Remember that yucca grows primarily in the southwestern deserts of the United States, and it has a long history of medicinal and practical use, especially among Native Americans. It's been used to treat a wide variety of conditions, primarily the types that cause pain and inflammation, such as premenstrual syndrome, arthritis, and chronic headaches. It also has been used to treat skin conditions, ranging from skin cancer to the healing of wounds.
The Yucca plant is high in vitamins A, B, and C. It also contains potassium, calcium, phosphorus, iron, manganese and copper, which makes it very soothing to the intestinal tract. The plant provides nutritional support to the structural system of our body, meaning the bones, joints, muscles.
There are many different species of the plant, and not all of them have been the subjects of clinical testing. However, researchers have isolated and studied its saponins, its active phytochemical.
In fact, one study showed that this extract helped relieve joint pain and stiffness for about half of the participants, all of whom suffered from arthritis. And there are other studies that show that some species of yucca may help to reduce headache pain, as well as promote cardiovascular health by improving circulation and lowering blood pressure, cholesterol, and triglyceride levels.

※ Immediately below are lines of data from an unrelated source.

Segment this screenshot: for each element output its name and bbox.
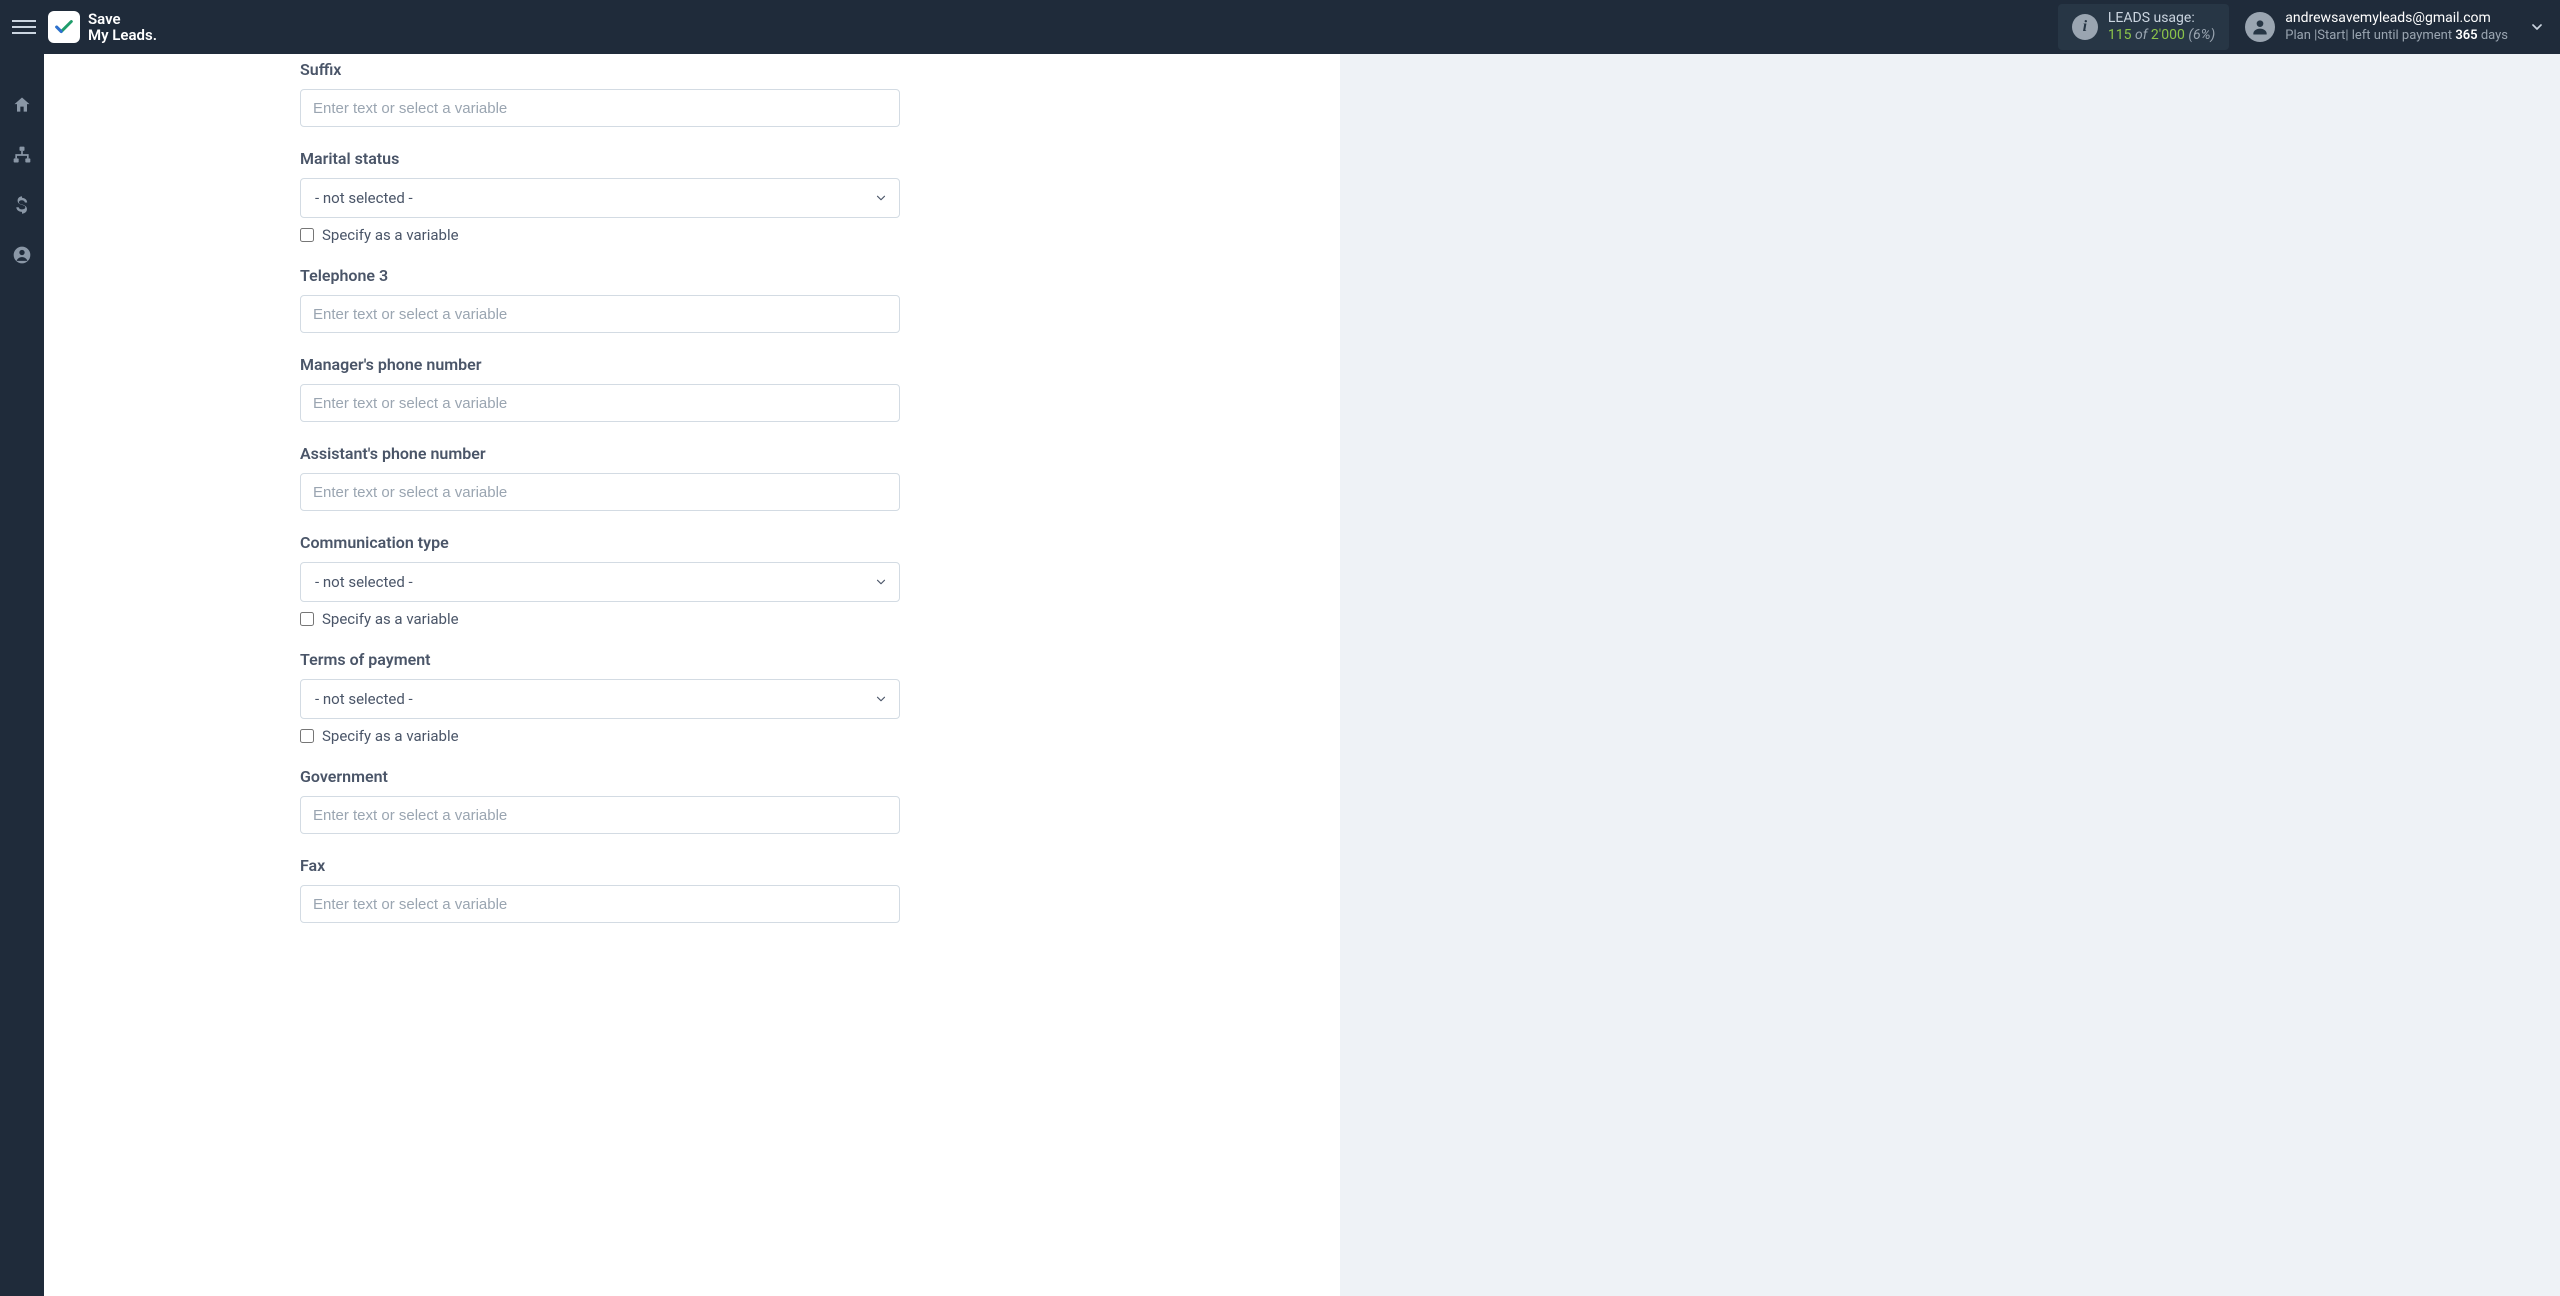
input-manager-phone[interactable] bbox=[300, 384, 900, 422]
user-text: andrewsavemyleads@gmail.com Plan |Start|… bbox=[2285, 10, 2508, 44]
nav-home-icon[interactable] bbox=[11, 94, 33, 116]
user-menu[interactable]: andrewsavemyleads@gmail.com Plan |Start|… bbox=[2245, 10, 2508, 44]
select-communication-type[interactable]: - not selected - bbox=[300, 562, 900, 602]
menu-toggle[interactable] bbox=[12, 15, 36, 39]
label-manager-phone: Manager's phone number bbox=[300, 355, 900, 374]
checkbox-label: Specify as a variable bbox=[322, 610, 459, 628]
brand[interactable]: Save My Leads. bbox=[48, 11, 157, 44]
field-telephone3: Telephone 3 bbox=[300, 266, 900, 333]
avatar-icon bbox=[2245, 12, 2275, 42]
field-assistant-phone: Assistant's phone number bbox=[300, 444, 900, 511]
nav-account-icon[interactable] bbox=[11, 244, 33, 266]
field-fax: Fax bbox=[300, 856, 900, 923]
checkbox-marital-variable[interactable] bbox=[300, 228, 314, 242]
field-terms-of-payment: Terms of payment - not selected - Speci bbox=[300, 650, 900, 745]
brand-logo-icon bbox=[48, 11, 80, 43]
field-suffix: Suffix bbox=[300, 60, 900, 127]
brand-text: Save My Leads. bbox=[88, 11, 157, 44]
user-menu-chevron[interactable] bbox=[2526, 16, 2548, 38]
input-assistant-phone[interactable] bbox=[300, 473, 900, 511]
topbar: Save My Leads. i LEADS usage: 115 of 2'0… bbox=[0, 0, 2560, 54]
input-suffix[interactable] bbox=[300, 89, 900, 127]
form-panel: Suffix Marital status - not selected - bbox=[44, 54, 1340, 1296]
checkbox-label: Specify as a variable bbox=[322, 226, 459, 244]
label-telephone3: Telephone 3 bbox=[300, 266, 900, 285]
leads-usage-badge[interactable]: i LEADS usage: 115 of 2'000 (6%) bbox=[2058, 4, 2229, 50]
checkbox-label: Specify as a variable bbox=[322, 727, 459, 745]
select-value: - not selected - bbox=[315, 189, 413, 207]
checkbox-terms-variable[interactable] bbox=[300, 729, 314, 743]
label-marital-status: Marital status bbox=[300, 149, 900, 168]
info-icon: i bbox=[2072, 14, 2098, 40]
main-area: Suffix Marital status - not selected - bbox=[44, 54, 2560, 1296]
select-terms-of-payment[interactable]: - not selected - bbox=[300, 679, 900, 719]
label-communication-type: Communication type bbox=[300, 533, 900, 552]
field-communication-type: Communication type - not selected - Spe bbox=[300, 533, 900, 628]
label-suffix: Suffix bbox=[300, 60, 900, 79]
select-value: - not selected - bbox=[315, 690, 413, 708]
input-telephone3[interactable] bbox=[300, 295, 900, 333]
input-fax[interactable] bbox=[300, 885, 900, 923]
checkbox-communication-variable[interactable] bbox=[300, 612, 314, 626]
field-marital-status: Marital status - not selected - Specify bbox=[300, 149, 900, 244]
leads-usage-text: LEADS usage: 115 of 2'000 (6%) bbox=[2108, 10, 2215, 44]
label-terms-of-payment: Terms of payment bbox=[300, 650, 900, 669]
nav-sitemap-icon[interactable] bbox=[11, 144, 33, 166]
select-marital-status[interactable]: - not selected - bbox=[300, 178, 900, 218]
nav-billing-icon[interactable] bbox=[11, 194, 33, 216]
select-value: - not selected - bbox=[315, 573, 413, 591]
label-assistant-phone: Assistant's phone number bbox=[300, 444, 900, 463]
label-fax: Fax bbox=[300, 856, 900, 875]
field-manager-phone: Manager's phone number bbox=[300, 355, 900, 422]
label-government: Government bbox=[300, 767, 900, 786]
sidebar bbox=[0, 54, 44, 1296]
field-government: Government bbox=[300, 767, 900, 834]
input-government[interactable] bbox=[300, 796, 900, 834]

It is also used to treat gout, and to promote healthy liver function and digestion. However, the over use of yucca has been noted to cause diarrhea.
The yucca has not only been used nutritionally and medicinally, but practically as well. Native Americas use/used the yucca to make belts, sandals, ropes, cords, baskets, and mats from this plant.
The yucca blooms at night, and has fragrant white flowers which attract a specific moth, the Pronuba Moth. In fact, this moth is the only insect capable of penetrating the yucca bloom due to its shape. Without this moth the Yucca would die out, because its pollen is too heavy to be wind-blown, so it takes the moth to fertilize and propagate.